Con esto no queremos entregar un premio gratuito al líder de la oposición, es una valoración ganada a pulso. Mucho se ha dicho de la falta de liderazgo del político, y sin embargo como él mismo comenta, ha sido capaz de llevar a su partido a las puertas de las elecciones con una tendencia de ascenso lento pero continuo; ha sido capaz de defender los intereses de muchos por encima de los intereses particulares que ha gestionado este gobierno; ha sido capaz de estar con las víctimas y escucharlas en su dolor y enfado por una negociación-trampa; capaz de defender la unidad frente a un proceso de reformas que modifican sustancialmente la configuración de España; ha defendido la cohesión y la solidaridad frente a los egoísmos soberanistas y ha soportado el aislamiento político generado por el Pacto del Tinell sabiéndose representante de más de diez millones de españoles.

Rajoy dice en la entrevista que su objetivo es el de ser “un presidente previsible, patriota, independiente, moderado y resolutivo”. Estas son características que ya de por sí encajan con su personalidad; pero lo que Rajoy desea es poder ponerlas a rendir al servicio de todos los españoles.
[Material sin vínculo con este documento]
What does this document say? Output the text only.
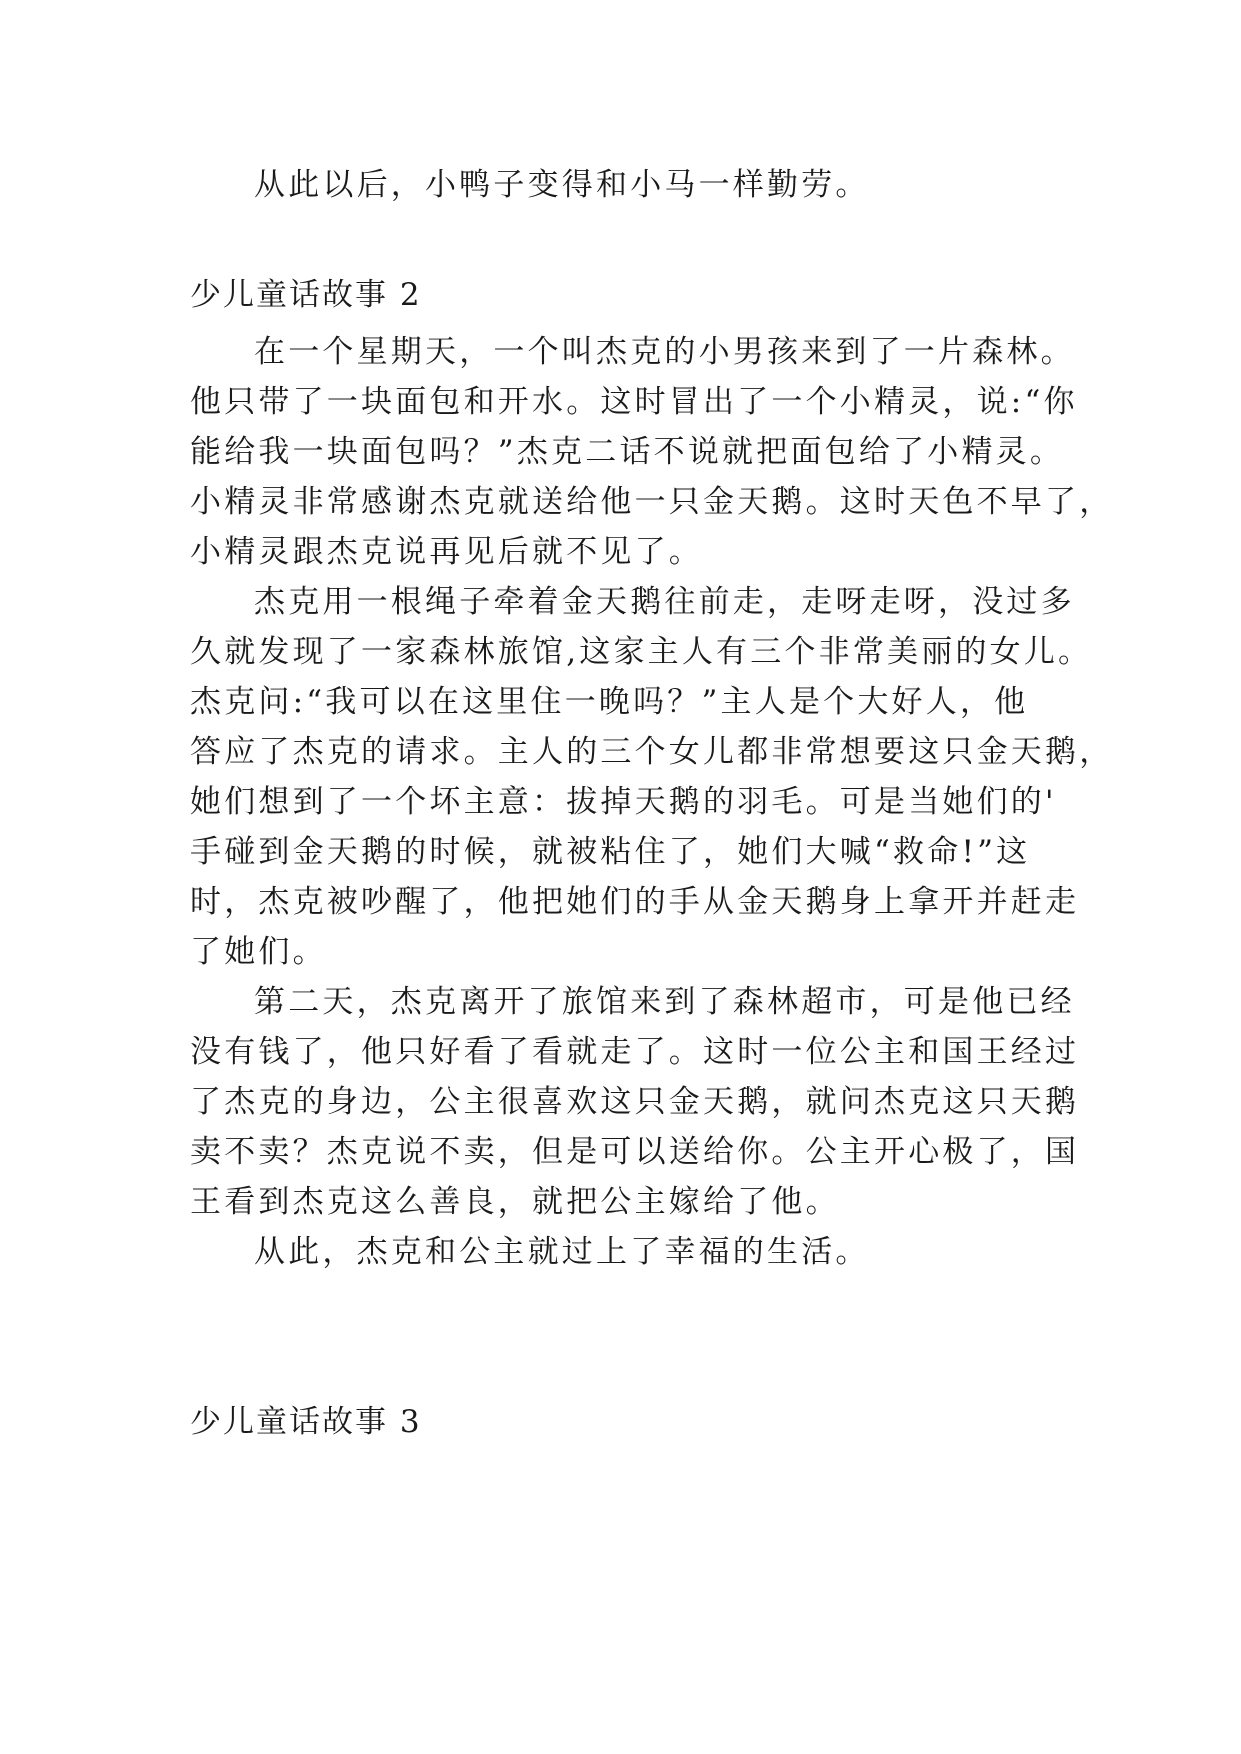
从此以后，小鸭子变得和小马一样勤劳。
少儿童话故事 2
在一个星期天，一个叫杰克的小男孩来到了一片森林。
他只带了一块面包和开水。这时冒出了一个小精灵，说:“你
能给我一块面包吗？”杰克二话不说就把面包给了小精灵。
小精灵非常感谢杰克就送给他一只金天鹅。这时天色不早了，
小精灵跟杰克说再见后就不见了。
杰克用一根绳子牵着金天鹅往前走，走呀走呀，没过多
久就发现了一家森林旅馆,这家主人有三个非常美丽的女儿。
杰克问:“我可以在这里住一晚吗？”主人是个大好人，他
答应了杰克的请求。主人的三个女儿都非常想要这只金天鹅，
她们想到了一个坏主意：拔掉天鹅的羽毛。可是当她们的'
手碰到金天鹅的时候，就被粘住了，她们大喊“救命!”这
时，杰克被吵醒了，他把她们的手从金天鹅身上拿开并赶走
了她们。
第二天，杰克离开了旅馆来到了森林超市，可是他已经
没有钱了，他只好看了看就走了。这时一位公主和国王经过
了杰克的身边，公主很喜欢这只金天鹅，就问杰克这只天鹅
卖不卖？杰克说不卖，但是可以送给你。公主开心极了，国
王看到杰克这么善良，就把公主嫁给了他。
从此，杰克和公主就过上了幸福的生活。
少儿童话故事 3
De hecho él mismo hace un llamamiento a apoyarle en la defensa de un proyecto común, no a base de bandazos ni genialidades, sino con previsión. Rajoy desea actuar con moderación y prudencia, pero con toda la determinación y la capacidad resolutiva que las circunstancias exijan. Esto, a mi entender, es mucho decir y es una buena garantía de futuro.

Sin entrar en consideraciones, estas características resultan la antítesis de lo que Zapatero nos ha mostrado en estos tiempos pasados. Mariano Rajoy está adquiriendo un peso específico que muchos no hubieran imaginado hace tan sólo un año, y su consistencia viene de su firmeza en lo que cree, pero también de su inquietud al servicio de todos los españoles. En estos años nos ha mostrado un perfil muy batallador, y este recorrido le ha hecho ganar en el terreno personal para afrontar esta última etapa.

Rajoy está conquistando una confianza que Zapatero ha perdido, y por ello merece la oportunidad de construir el futuro común de todos.